Transcoding can also be offloaded to other machines using remote runners.

RAM

1.5 GB of RAM should be plenty for a basic PeerTube instance, which usually takes at most 500 MB in RAM. The only reason you might want more would be if you colocate your Redis or PostgreSQL services on a non-SSD system.

Storage

There are two important angles to storage: disk space usage and sustained read speed. To make a rough estimate of your disk space usage requirements, you want to know the answer to three questions:

  • What is the total size of the videos you wish to stream?
  • Do you want to enable transcoding? If so, do you want to provide multiple resolutions per video? Try this out with a few videos and you will get an idea of how much extra space is required per video and estimate a multiplication factor for future space allocation.
  • Which sharing mechanisms do you want to enable? Just web video, or also HLS with P2P? If you want both, this will double your storage needs.

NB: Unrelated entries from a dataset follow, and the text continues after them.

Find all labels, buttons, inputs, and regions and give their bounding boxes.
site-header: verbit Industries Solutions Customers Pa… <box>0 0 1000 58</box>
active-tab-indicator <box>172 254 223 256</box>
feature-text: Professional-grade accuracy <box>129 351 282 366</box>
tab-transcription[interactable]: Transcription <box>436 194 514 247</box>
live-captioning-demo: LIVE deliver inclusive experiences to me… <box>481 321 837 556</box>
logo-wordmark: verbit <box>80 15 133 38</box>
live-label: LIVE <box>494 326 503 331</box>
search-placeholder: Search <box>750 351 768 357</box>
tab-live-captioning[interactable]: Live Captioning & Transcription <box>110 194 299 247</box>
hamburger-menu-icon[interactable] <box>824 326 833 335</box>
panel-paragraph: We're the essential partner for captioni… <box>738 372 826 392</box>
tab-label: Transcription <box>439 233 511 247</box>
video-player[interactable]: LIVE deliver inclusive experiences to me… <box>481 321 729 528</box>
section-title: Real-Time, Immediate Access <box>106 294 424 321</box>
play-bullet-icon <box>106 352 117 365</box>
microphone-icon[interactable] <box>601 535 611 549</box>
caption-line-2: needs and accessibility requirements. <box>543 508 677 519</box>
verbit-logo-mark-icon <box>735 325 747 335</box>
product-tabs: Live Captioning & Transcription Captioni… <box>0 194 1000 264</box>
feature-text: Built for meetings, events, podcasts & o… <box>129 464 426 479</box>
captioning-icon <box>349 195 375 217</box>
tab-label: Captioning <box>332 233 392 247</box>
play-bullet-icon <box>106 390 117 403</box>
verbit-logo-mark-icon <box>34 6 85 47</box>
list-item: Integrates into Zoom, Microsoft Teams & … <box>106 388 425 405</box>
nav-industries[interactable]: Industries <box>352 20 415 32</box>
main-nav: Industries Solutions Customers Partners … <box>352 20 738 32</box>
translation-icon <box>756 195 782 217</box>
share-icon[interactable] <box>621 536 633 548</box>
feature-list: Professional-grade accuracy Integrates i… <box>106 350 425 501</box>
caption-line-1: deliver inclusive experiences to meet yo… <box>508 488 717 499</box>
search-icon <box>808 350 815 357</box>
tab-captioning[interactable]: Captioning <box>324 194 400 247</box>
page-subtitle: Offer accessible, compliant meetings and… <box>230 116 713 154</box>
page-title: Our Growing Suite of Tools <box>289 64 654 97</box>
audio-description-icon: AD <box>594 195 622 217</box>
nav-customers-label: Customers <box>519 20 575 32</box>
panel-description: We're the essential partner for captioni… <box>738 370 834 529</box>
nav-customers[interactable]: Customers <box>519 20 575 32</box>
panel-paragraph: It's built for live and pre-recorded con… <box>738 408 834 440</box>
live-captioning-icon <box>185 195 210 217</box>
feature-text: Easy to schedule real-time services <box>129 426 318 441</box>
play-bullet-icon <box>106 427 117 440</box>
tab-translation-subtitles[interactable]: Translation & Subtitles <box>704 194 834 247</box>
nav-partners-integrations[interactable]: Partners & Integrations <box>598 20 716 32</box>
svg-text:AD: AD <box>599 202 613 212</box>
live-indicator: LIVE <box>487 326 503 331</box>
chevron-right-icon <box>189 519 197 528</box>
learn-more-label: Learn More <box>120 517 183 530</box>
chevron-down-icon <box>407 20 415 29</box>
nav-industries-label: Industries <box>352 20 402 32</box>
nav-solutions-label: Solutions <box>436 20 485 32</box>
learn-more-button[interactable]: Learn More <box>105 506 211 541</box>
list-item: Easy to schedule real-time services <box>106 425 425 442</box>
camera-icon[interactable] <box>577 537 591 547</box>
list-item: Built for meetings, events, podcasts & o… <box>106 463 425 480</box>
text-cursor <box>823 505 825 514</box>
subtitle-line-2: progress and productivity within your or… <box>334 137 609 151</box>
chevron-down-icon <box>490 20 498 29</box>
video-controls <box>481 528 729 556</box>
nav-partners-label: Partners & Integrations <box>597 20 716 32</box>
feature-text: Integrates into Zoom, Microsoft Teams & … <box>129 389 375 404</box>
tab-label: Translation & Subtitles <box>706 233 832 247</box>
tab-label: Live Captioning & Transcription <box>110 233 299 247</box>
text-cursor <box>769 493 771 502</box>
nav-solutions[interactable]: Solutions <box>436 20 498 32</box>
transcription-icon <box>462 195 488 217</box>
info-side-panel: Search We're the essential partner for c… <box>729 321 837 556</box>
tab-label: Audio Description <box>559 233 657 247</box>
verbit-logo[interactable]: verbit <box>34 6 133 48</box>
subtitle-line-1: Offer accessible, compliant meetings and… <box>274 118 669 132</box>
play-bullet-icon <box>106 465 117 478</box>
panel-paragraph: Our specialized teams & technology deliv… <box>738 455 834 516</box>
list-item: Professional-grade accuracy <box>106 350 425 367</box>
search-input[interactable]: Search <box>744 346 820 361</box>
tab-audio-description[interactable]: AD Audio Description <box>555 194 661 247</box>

If you want to store many videos on your PeerTube instance, you may want to store videos externally using Object Storage.

In terms of read speed, you want to make sure that you can saturate your network uplink serving PeerTube videos. This should not be a problem with SSD disks, whereas traditional HDD should be accounted for: typical sustained read rates for a well tuned system with a 7200rpm hard disk should hover around 120 MB/s or 960 Mbit/s. The latter should be enough for a typical 1 Gbit/s network uplink.

Network

A rough estimate of a traditional server's video streaming network capacity is usually quite straightforward. You simply divide your server's available bandwidth by the average bandwidth per stream, and you have an upper bound.

Take a server for example with a 1 Gbit/s uplink for example pushing out 1080p60 streams at 5 Mbit/s per stream. That means the absolute theoretical upper capacity bound is 200 simultaneous viewers if your server's disk i/o can keep up. Expect a bit less in practice.

But what if you need to serve more users? That's where PeerTube's federation feature shines. If other PeerTube instances following yours, chances are they have decided to mirror part of your instance! The feature is called "server redundancy" and caches your most popular videos to help serve additional viewers. While viewers themselves contribute a little additional bandwidth while watching the video in their browsers (mostly during surges), mirroring servers have a much greater uplink and will help your instance with sustained higher concurrent streaming.